The best that Labour MPs can offer in this appalling situation is to grumble that it is all Brown’s fault; get rid of him, by whatever means, and things will get better. The most recent of these was, notably, the discarded, embittered ex-Home Secretary Charles Clarke. The intellectual contortions required in this come easily to the practised amnesiacs on the Labour benches but we should remember that it is not very long ago that these same representatives of the people were clamourous in their praise of Brown as the greatest Chancellor of the Exchequer in history. This was the leader whose superhuman powers had constructed an economy virtually free of unemployment, with an uninflatable price structure and interest rates so low that thousands were tempted to leap into the void of unaffordable mortgages. Now that those happy delusions have been blown away by cruel reality Labour is turning to the equally bankrupt notion that their party’s salvation lies in ridding itself of Brown. Adjustments like that are effective conditioning to the dishonesty inherent in trying to run British capitalism. The problem is that no leader can be any more successful, can cook the books, deny reality and deceive the voting people, any more effectively.

Miliband
This will not prevent them persisting in their endless search for the unobtainable. And while they do this, each one will harbour, somewhere in their feverish self-assessment, the ambition that they are the ideal leader the party has been waiting for – the one with the insight and the power to succeed where historically everyone else has failed. For their own peace of mind, it must be hoped that these delusions will not endure beyond one or two sleepless nights. David Miliband, possibly enjoying in his abrupt promotion to the heady, if cynically seamy, job of Foreign Secretary, recently let it be known that he is ready to accept the crown. In an article in the Guardian he began in the pose as a fearless confronter of reality – although perhaps unsettling more stubbornly myopic Labour supporters– with the admission that “The odds are against us, no question” but then mollified those he had disturbed with a generous measure of re-assuring platitudes: “Every member of the Labour party carries with them the simple guiding mission on the membership card: to put power, wealth and opportunity in the hands of the many, and not the few” and later he expanded on this platitude with some more “…the challenge to society – to build a genuine sense of belonging and responsibility on the back of greater protection from outside risks and greater control of local issues”. Perhaps, in spite of this, Miliband will succeed to the leadership.

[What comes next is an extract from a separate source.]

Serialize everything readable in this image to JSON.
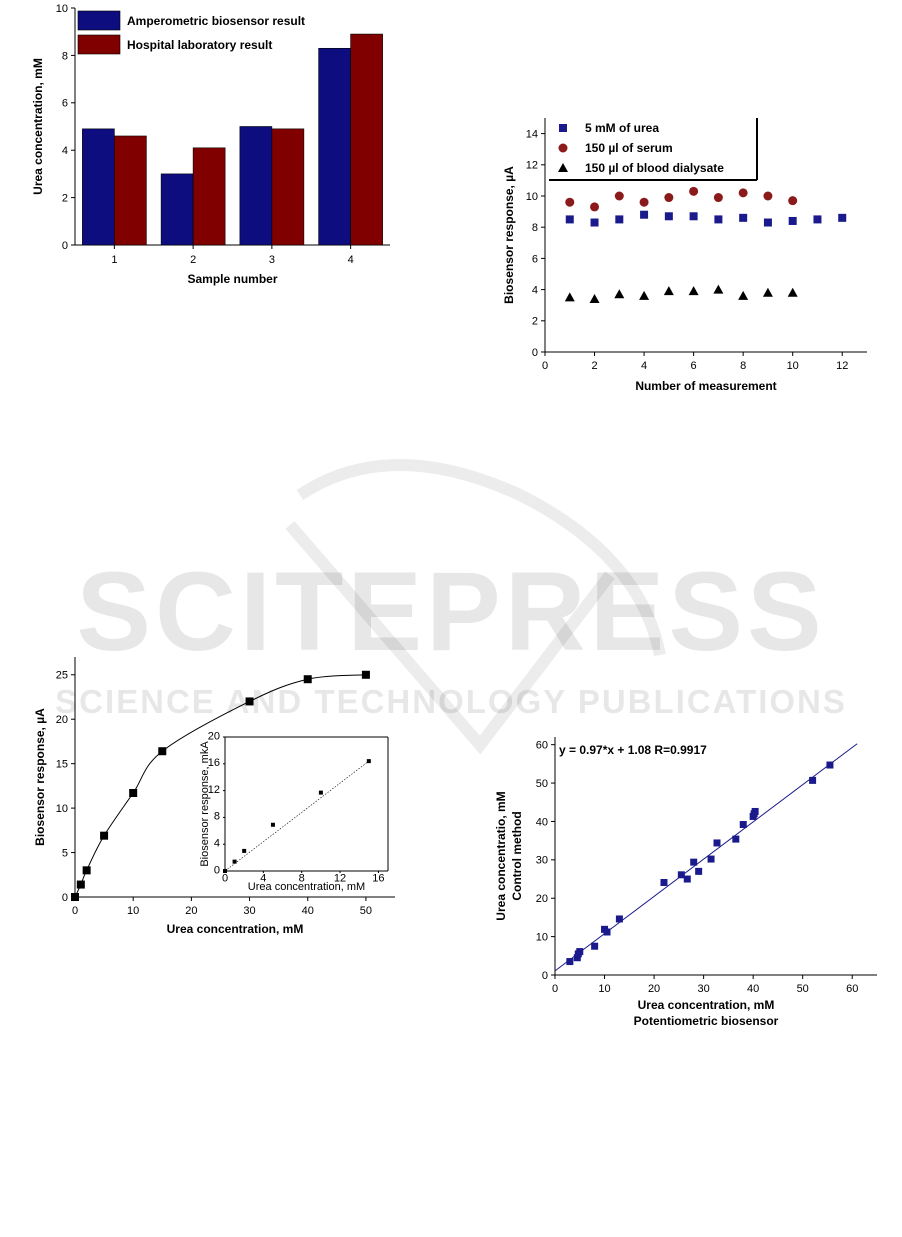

But it will not take long for the surge of capitalist society to expose him as just another discredited politician.

This doleful procession of ecstatic expectations followed by rumbling doubts then exposure and rejection, seems to feed on a self-perpetuating energy originating in an apparently limitless capacity for working-class self-deception. There have been many victims of this, of eminent leaders fallen into the dustbin of history. Gordon Brown looks like being only the latest in this dismal line. How long can he keep smiling?